For cancer cells of ovarian tumors that are deficient in homologous recombination, the inhibition of poly (ADP-ribose) polymerase (PARP) enzymes can result in synthetic lethality by terminating an alternative DNA repair pathway. Although PARP inhibitors have been shown to improve patient survival for a variety of cancer types, their associated safety concerns can negatively affect patient quality of life. In this study, Thein and colleagues undertook a systematic review and meta-analysis of randomized controlled trials (RCTs) published before March 2018 to determine the risk for gastrointestinal (GI) and hepatic toxicities.

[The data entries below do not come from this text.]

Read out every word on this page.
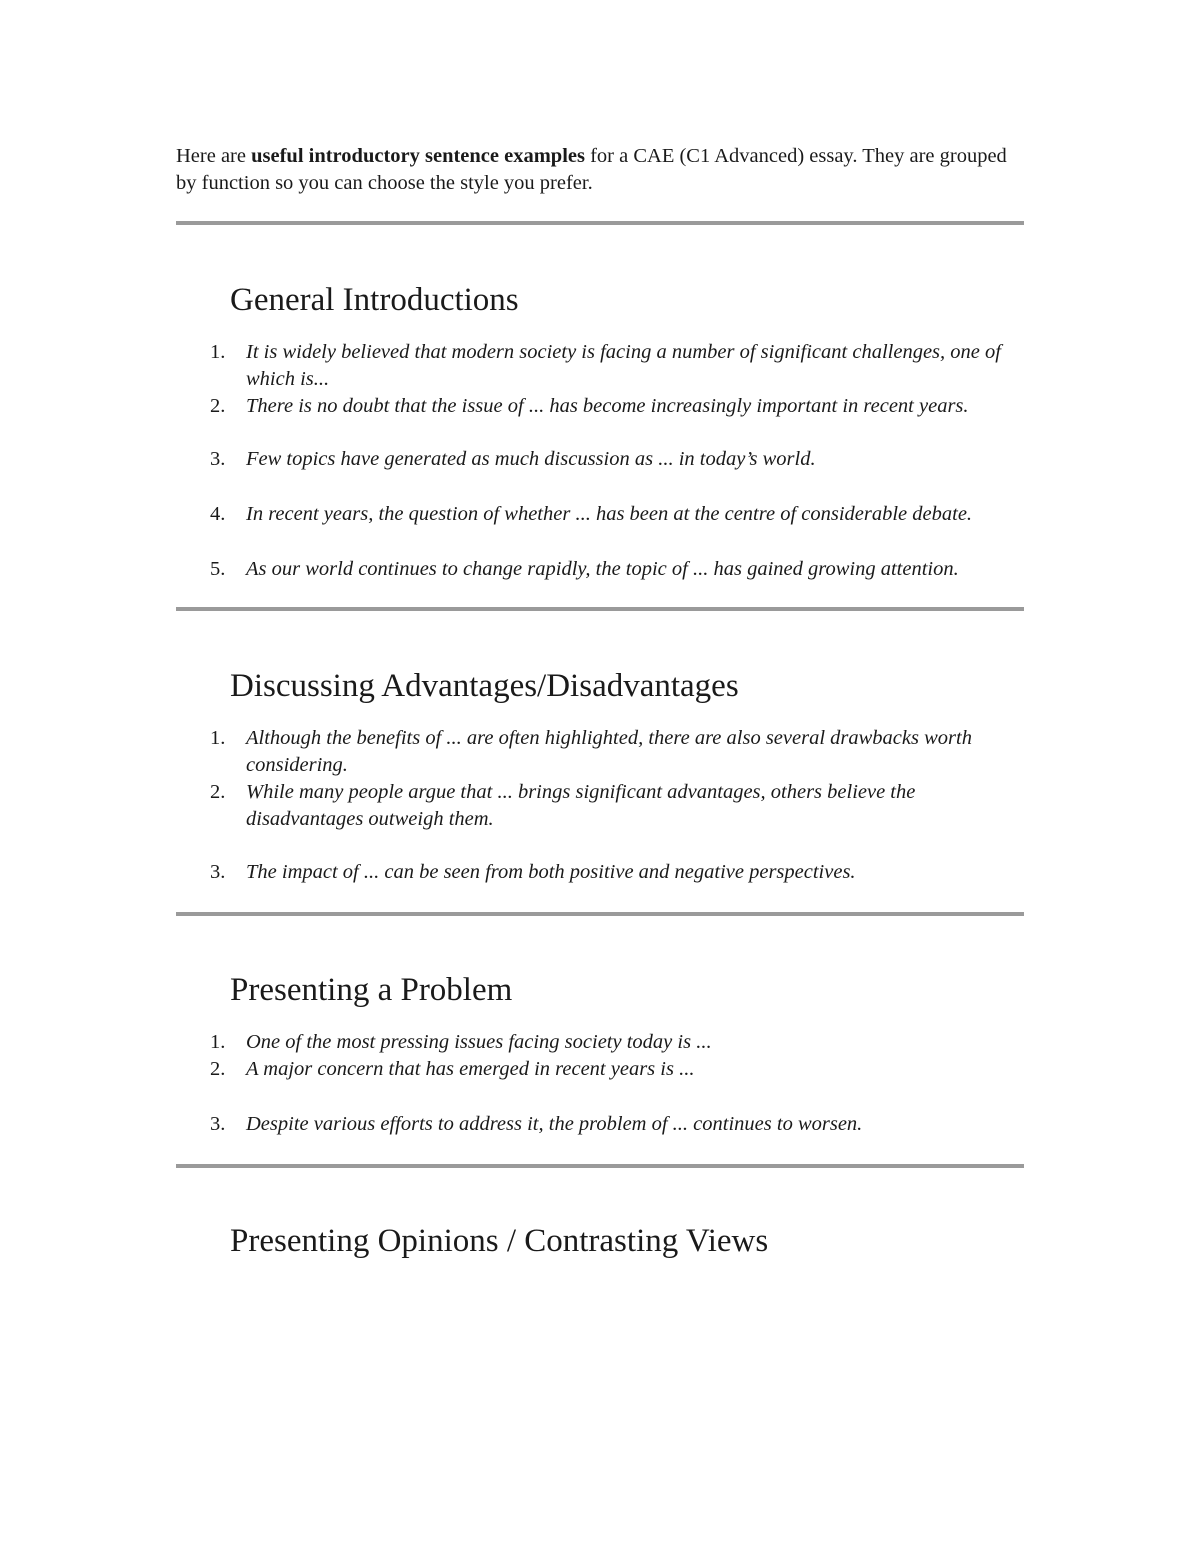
Here are useful introductory sentence examples for a CAE (C1 Advanced) essay. They are grouped by function so you can choose the style you prefer.

General Introductions
1. It is widely believed that modern society is facing a number of significant challenges, one of which is...
2. There is no doubt that the issue of ... has become increasingly important in recent years.
3. Few topics have generated as much discussion as ... in today’s world.
4. In recent years, the question of whether ... has been at the centre of considerable debate.
5. As our world continues to change rapidly, the topic of ... has gained growing attention.
Discussing Advantages/Disadvantages
1. Although the benefits of ... are often highlighted, there are also several drawbacks worth considering.
2. While many people argue that ... brings significant advantages, others believe the disadvantages outweigh them.
3. The impact of ... can be seen from both positive and negative perspectives.
Presenting a Problem
1. One of the most pressing issues facing society today is ...
2. A major concern that has emerged in recent years is ...
3. Despite various efforts to address it, the problem of ... continues to worsen.
Presenting Opinions / Contrasting Views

In the 3 included phase 3 RCTs with mention of GI toxicities and elevation of liver function tests (LFTs), 1401 patients were eligible. The included study arms used the PARP inhibitors―olaparib, niraparib, or rucaparib―and the control arms utilized placebo, and each of the 3 studies used a 2:1 active:control randomization ratio. The meta-analysis showed that PARP inhibitors increased the risk for all grades of GI and hepatic toxicities, with relative risks (RRs) of 1.29 for diarrhea (95% confidence interval [CI], 1.05-1.58; P = .015), 1.73 for dyspepsia (95% CI, 1.20-2.49; P = .003), 2.11 for nausea (95% CI, 1.86-2.40; P <.001), 2.20 for vomiting (95% CI, 1.76-2.75; P <.001), 4.38 for dysgeusia (95% CI, 3.00-6.41; P <.001), and 4.74 for elevated LFT (95% CI, 2.82-7.95; P <.001). High-grade (grades 3 and 4) side effects were also increased, with RRs of 1.225 for diarrhea (95% CI, 0.992-1.512; P = .060), 4.35 for nausea (95% CI, 1.45-13.06; P = .009), 3.39 for vomiting (95% CI, 1.19-9.63; P = .02), and 10.19 for elevated LFT (95% CI, 2.47-42.06; P = .001).
Given the significant impact that these toxicities may have on patients’ quality of life, and that they may negatively affect compliance rates, the authors suggest that timely intervention with proper supportive care should be considered for patients receiving treatment with PARP inhibitors.
Thein KZ, et al. ESMO 2018. Abstract 969P.